Die Märchen-Mappe eignet sich besonders gut zum Erzählen im Kamishibai-Theater. Diese besondere Form des öffentlichen Theaters stammt aus Japan. Kamishibais sollen bereits im 12. Jahrhundert von buddhistischen Mönchen eingesetzt worden sein, um Menschen, die weder lesen noch schreiben konnten, durch ihre Geschichten moralische Werte zu vermitteln.
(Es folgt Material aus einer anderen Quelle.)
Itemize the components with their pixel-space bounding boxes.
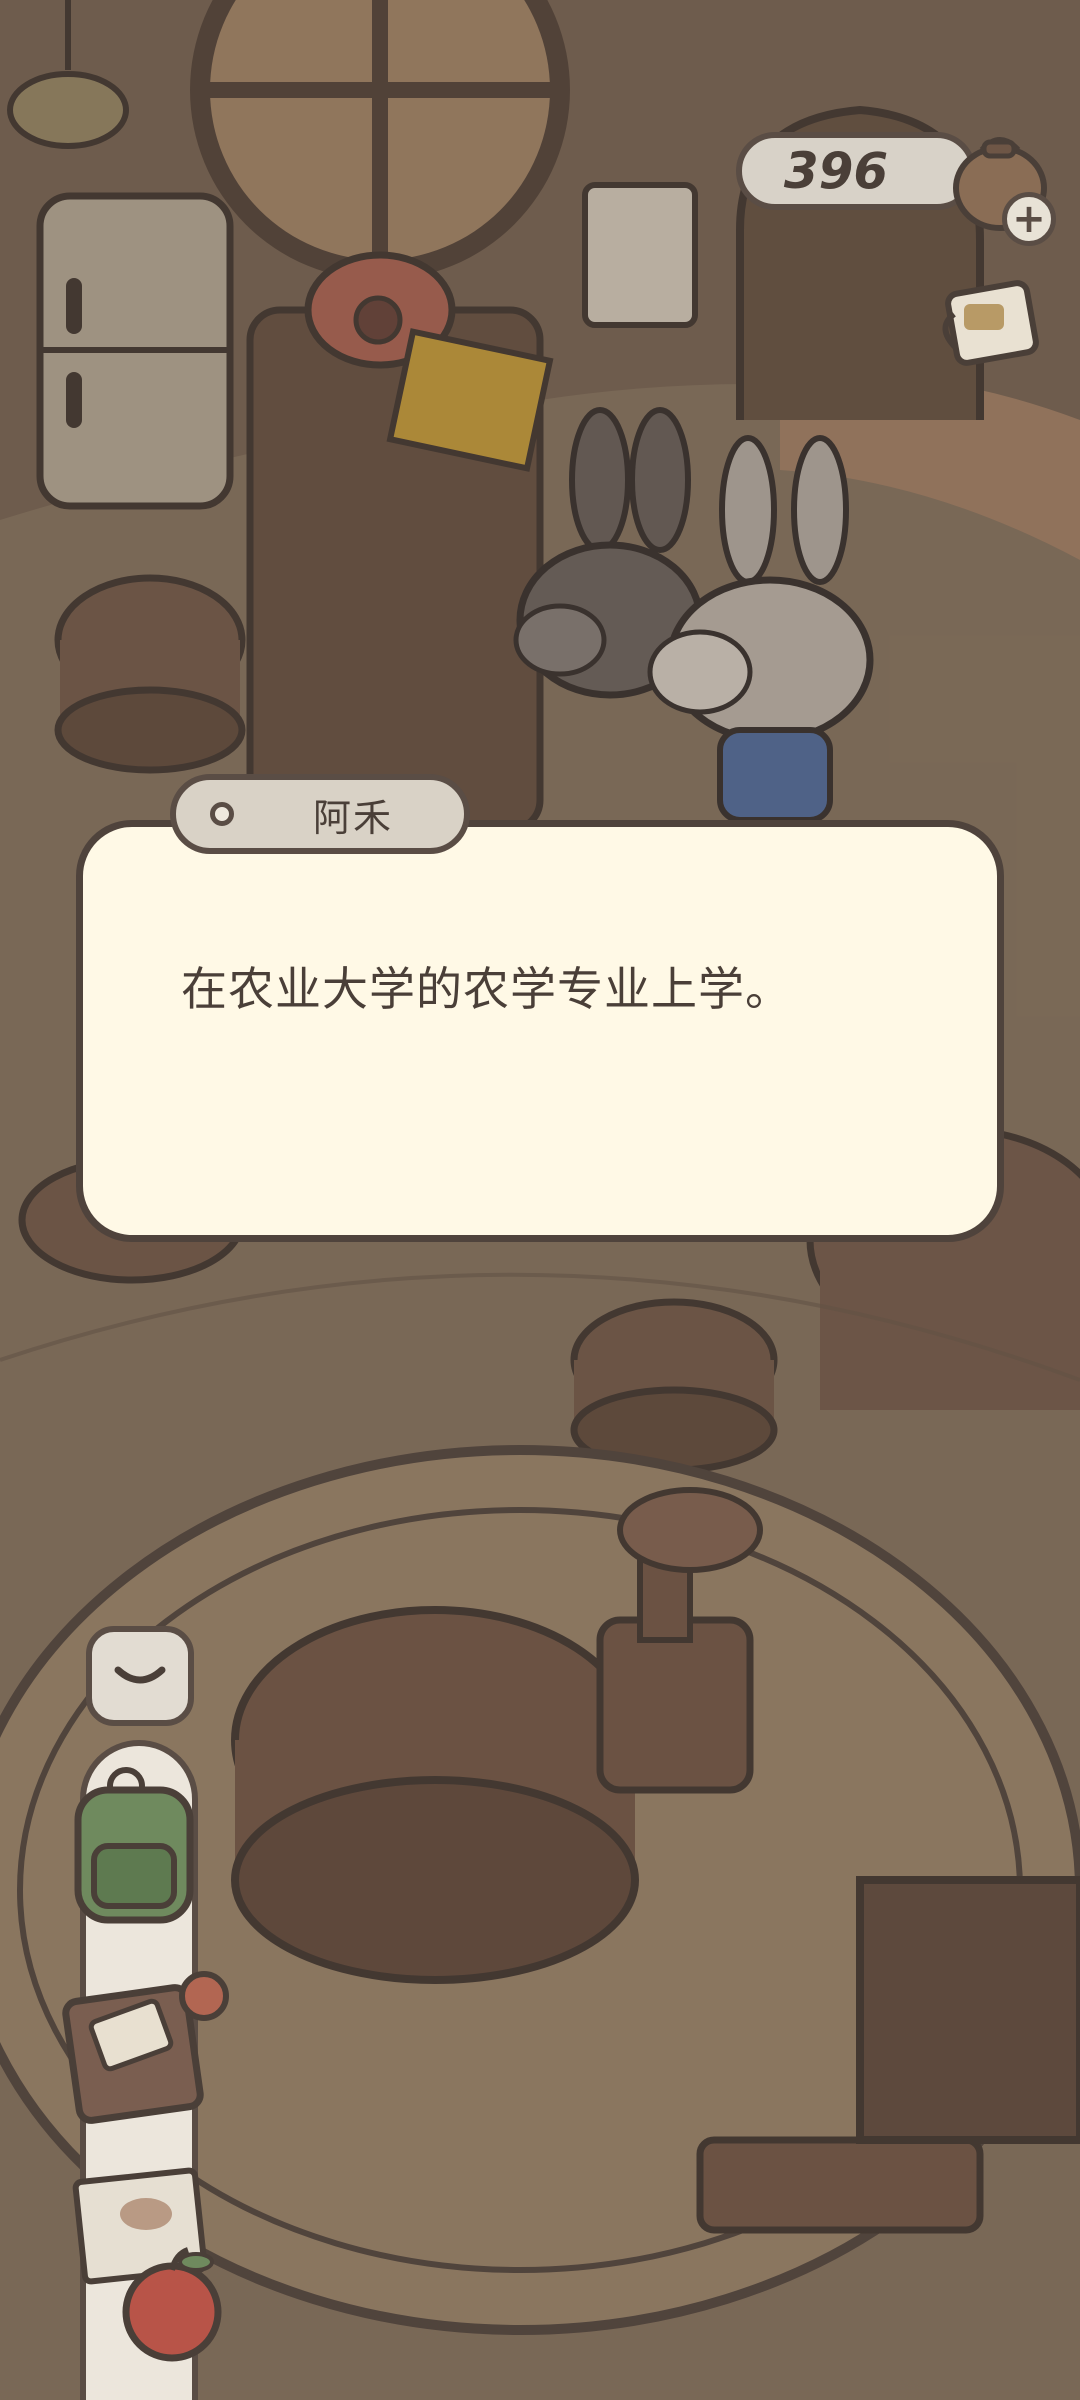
coin-value: 396 bbox=[783, 142, 889, 200]
dialog-box[interactable]: 在农业大学的农学专业上学。 bbox=[76, 820, 1004, 1242]
add-coins-button[interactable]: + bbox=[1002, 192, 1056, 246]
speaker-name: 阿禾 bbox=[312, 795, 393, 840]
name-dot-icon bbox=[210, 802, 234, 826]
backpack-icon[interactable] bbox=[64, 1756, 214, 1936]
chevron-down-icon bbox=[114, 1666, 166, 1684]
collapse-toolbar-button[interactable] bbox=[86, 1626, 194, 1726]
journal-icon[interactable] bbox=[56, 1960, 236, 2140]
coin-counter: 396 bbox=[736, 132, 976, 210]
apple-icon[interactable] bbox=[110, 2240, 240, 2370]
dialog-text: 在农业大学的农学专业上学。 bbox=[181, 962, 792, 1016]
speaker-name-tag: 阿禾 bbox=[170, 774, 470, 854]
coffee-cup-icon[interactable] bbox=[930, 268, 1050, 388]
Diese Tradition wurde in den 20-er Jahren des vergangenen Jahrhunderts von Süßigkeiten-Verkäufern wieder belebt, als sie mit ihrem Fahrrad durch Dörfer und Städte fuhren und mit Hilfe eines Holzrahmens, einer „Kamishibai-Bühne“, die auf dem Gepäckträger oder am Lenkrad befestigt war, Geschichten vortrugen.

Das gesellige Erzählen von Geschichten in szenischer Abfolge von Bildern birgt eine Menge pädagogisches Potential, so ist es kein Wunder, dass das Erzähltheater Einzug in das Klassenzimmer gehalten hat und eine sehr beliebte Form der Sprachförderung der Kinder sowohl im Muttersprachen- als auch im Fremdsprachenunterricht geworden ist.
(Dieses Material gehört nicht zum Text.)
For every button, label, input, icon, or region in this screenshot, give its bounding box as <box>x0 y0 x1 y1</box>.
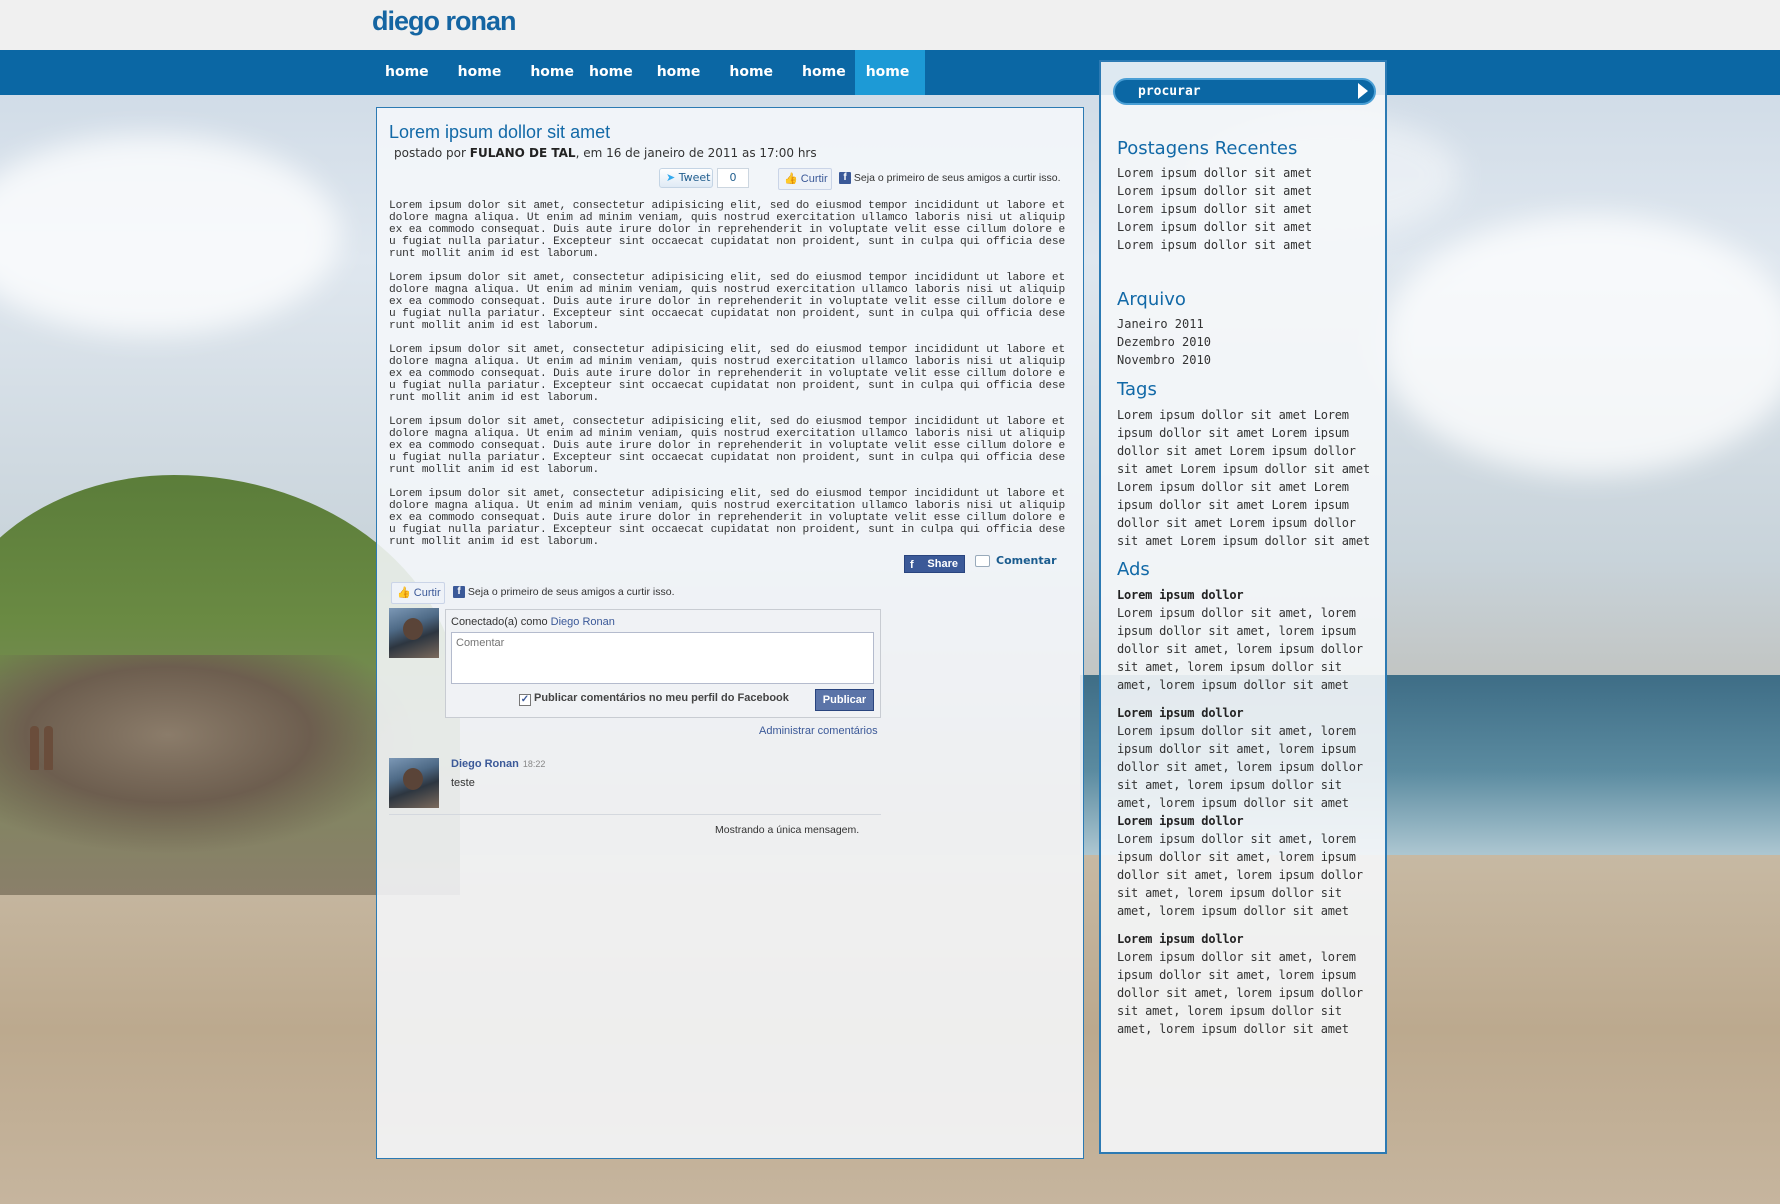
comments-like-social-text: f Seja o primeiro de seus amigos a curti… <box>453 586 675 599</box>
ad-title[interactable]: Lorem ipsum dollor <box>1117 586 1377 604</box>
like-label: Curtir <box>413 587 441 599</box>
recent-post-link[interactable]: Lorem ipsum dollor sit amet <box>1117 164 1377 182</box>
like-social-text: f Seja o primeiro de seus amigos a curti… <box>839 172 1061 185</box>
nav-item-home-2[interactable]: home <box>438 50 511 95</box>
archive-list: Janeiro 2011 Dezembro 2010 Novembro 2010 <box>1117 315 1377 369</box>
nav-item-home-7[interactable]: home <box>782 50 855 95</box>
avatar <box>389 608 439 658</box>
nav-item-home-active[interactable]: home <box>854 50 926 95</box>
tags-heading: Tags <box>1117 379 1157 400</box>
facebook-like-button[interactable]: 👍 Curtir <box>778 168 832 190</box>
top-bar: diego ronan <box>0 0 1780 50</box>
connected-user-link[interactable]: Diego Ronan <box>551 616 615 628</box>
twitter-bird-icon: ➤ <box>666 171 676 184</box>
ads-heading: Ads <box>1117 559 1150 580</box>
recent-posts-list: Lorem ipsum dollor sit amet Lorem ipsum … <box>1117 164 1377 254</box>
tweet-label: Tweet <box>678 171 711 184</box>
facebook-icon: f <box>453 586 465 599</box>
tweet-button[interactable]: ➤ Tweet <box>659 168 713 188</box>
nav-item-home-6[interactable]: home <box>709 50 782 95</box>
main-nav: home home home home home home home home <box>376 50 926 95</box>
sidebar: procurar Postagens Recentes Lorem ipsum … <box>1099 60 1387 1154</box>
ad-body: Lorem ipsum dollor sit amet, lorem ipsum… <box>1117 832 1363 918</box>
post-body: Lorem ipsum dolor sit amet, consectetur … <box>389 200 1069 560</box>
ad-body: Lorem ipsum dollor sit amet, lorem ipsum… <box>1117 606 1363 692</box>
recent-post-link[interactable]: Lorem ipsum dollor sit amet <box>1117 218 1377 236</box>
comment-text: teste <box>451 777 475 789</box>
connected-prefix: Conectado(a) como <box>451 616 551 628</box>
facebook-like-button-comments[interactable]: 👍 Curtir <box>391 582 445 604</box>
people-on-beach <box>26 720 62 770</box>
share-label: Share <box>927 558 958 570</box>
divider <box>389 814 881 815</box>
post-meta-prefix: postado por <box>394 146 470 160</box>
search-bar[interactable]: procurar <box>1113 78 1376 105</box>
thumbs-up-icon: 👍 <box>784 173 798 185</box>
post-meta-suffix: , em 16 de janeiro de 2011 as 17:00 hrs <box>575 146 817 160</box>
nav-item-home-4[interactable]: home <box>583 50 642 95</box>
comments-count-footer: Mostrando a única mensagem. <box>715 824 860 836</box>
site-logo[interactable]: diego ronan <box>372 6 516 37</box>
like-label: Curtir <box>800 173 828 185</box>
post-meta: postado por FULANO DE TAL, em 16 de jane… <box>394 146 817 160</box>
post-paragraph: Lorem ipsum dolor sit amet, consectetur … <box>389 200 1066 260</box>
post-paragraph: Lorem ipsum dolor sit amet, consectetur … <box>389 416 1066 476</box>
recent-post-link[interactable]: Lorem ipsum dollor sit amet <box>1117 200 1377 218</box>
facebook-share-button[interactable]: f Share <box>904 555 965 573</box>
comment-link[interactable]: Comentar <box>975 554 1057 567</box>
comment-link-label: Comentar <box>996 554 1057 567</box>
like-social-label: Seja o primeiro de seus amigos a curtir … <box>853 172 1061 184</box>
ad-title[interactable]: Lorem ipsum dollor <box>1117 704 1377 722</box>
archive-heading: Arquivo <box>1117 289 1186 310</box>
comment-avatar <box>389 758 439 808</box>
post-paragraph: Lorem ipsum dolor sit amet, consectetur … <box>389 488 1066 548</box>
archive-link[interactable]: Janeiro 2011 <box>1117 315 1377 333</box>
tags-cloud[interactable]: Lorem ipsum dollor sit amet Lorem ipsum … <box>1117 406 1377 550</box>
comment-input[interactable] <box>451 632 874 684</box>
post-title[interactable]: Lorem ipsum dollor sit amet <box>389 122 610 143</box>
search-label: procurar <box>1138 84 1201 99</box>
recent-post-link[interactable]: Lorem ipsum dollor sit amet <box>1117 236 1377 254</box>
comments-like-social-label: Seja o primeiro de seus amigos a curtir … <box>467 586 675 598</box>
post-author: FULANO DE TAL <box>469 146 576 160</box>
manage-comments-link[interactable]: Administrar comentários <box>759 725 878 737</box>
publish-to-facebook-checkbox[interactable]: ✓ Publicar comentários no meu perfil do F… <box>519 692 789 706</box>
ads-list: Lorem ipsum dollor Lorem ipsum dollor si… <box>1117 586 1377 1048</box>
arrow-right-icon[interactable] <box>1358 83 1368 99</box>
ad-body: Lorem ipsum dollor sit amet, lorem ipsum… <box>1117 950 1363 1036</box>
post-paragraph: Lorem ipsum dolor sit amet, consectetur … <box>389 344 1066 404</box>
comment-author: Diego Ronan 18:22 <box>451 758 545 770</box>
ad-body: Lorem ipsum dollor sit amet, lorem ipsum… <box>1117 724 1363 810</box>
facebook-icon: f <box>910 559 914 571</box>
nav-item-home-3[interactable]: home <box>510 50 583 95</box>
recent-post-link[interactable]: Lorem ipsum dollor sit amet <box>1117 182 1377 200</box>
checkbox-checked-icon[interactable]: ✓ <box>519 694 531 706</box>
comment-form: Conectado(a) como Diego Ronan ✓Publicar … <box>445 609 881 718</box>
publish-button[interactable]: Publicar <box>815 689 874 711</box>
nav-item-home-5[interactable]: home <box>642 50 710 95</box>
comment-author-name[interactable]: Diego Ronan <box>451 758 519 770</box>
publish-checkbox-label: Publicar comentários no meu perfil do Fa… <box>534 692 789 704</box>
connected-as: Conectado(a) como Diego Ronan <box>451 616 615 628</box>
recent-posts-heading: Postagens Recentes <box>1117 138 1298 159</box>
nav-item-home-1[interactable]: home <box>376 50 438 95</box>
archive-link[interactable]: Novembro 2010 <box>1117 351 1377 369</box>
tweet-count: 0 <box>717 168 749 188</box>
main-content: Lorem ipsum dollor sit amet postado por … <box>376 107 1084 1159</box>
ad-title[interactable]: Lorem ipsum dollor <box>1117 930 1377 948</box>
main-nav-bar: home home home home home home home home <box>0 50 1780 95</box>
post-paragraph: Lorem ipsum dolor sit amet, consectetur … <box>389 272 1066 332</box>
speech-bubble-icon <box>975 555 990 567</box>
ad-title[interactable]: Lorem ipsum dollor <box>1117 812 1377 830</box>
facebook-icon: f <box>839 172 851 185</box>
comment-time: 18:22 <box>522 759 546 769</box>
archive-link[interactable]: Dezembro 2010 <box>1117 333 1377 351</box>
thumbs-up-icon: 👍 <box>397 587 411 599</box>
Stellen wir uns die Situation vor: Vorne auf dem Lehrertisch steht ein Kasten, zunächst geschlossen. Langsam öffnen sich die beiden Flügeltüren und der Vorhang erscheint. Es entsteht Spannung, man sitzt wie im Theater, voller Erwartung. Beim Erzählen werden die vorher in den Bühnenrahmen geschobenen Bilder eins nach dem anderen sichtbar, Szenen werden lebendig, Gefühle erweckt – der Zauber wirkt. Das Erzählen wird zu einem nachhaltigen Erlebnis, sowohl für die Erzähler aus auch für das Publikum. Die Textpassagen auf der Rückseite der Bilder geben Sicherheit beim Vortragen des Textes, sie sollen aber nicht einschränken. Man kann je nach Sprachstand frei erzählen, improvisieren. Die Vorlagen können durch eigene Bilder ergänzt werden.
Gefällt den Kindern die Arbeit mit den Erzähltheater, können sie zu einem späteren Zeitpunkt selbst Geschichten auswählen oder erfinden, die sie bearbeiten. Dabei sind der Phantasie und Kreativität keine Grenzen gesetzt. Die Gestaltung des Textes und der Bilder ist den Kindern überlassen, die Lehrkraft unterstützt sie bei Bedarf.

Den Bühnenrahmen für das Erzähltheater kann man im Handel fertig kaufen oder selbst aus Karton oder Furnierholz erstellen. Bauanleitungen finden sich dazu reichlich im Internet.

Wir wünschen Ihnen viel Spaß mit der Märchen-Mappe und dem Erzähltheater und freuen uns jederzeit über Rückmeldungen.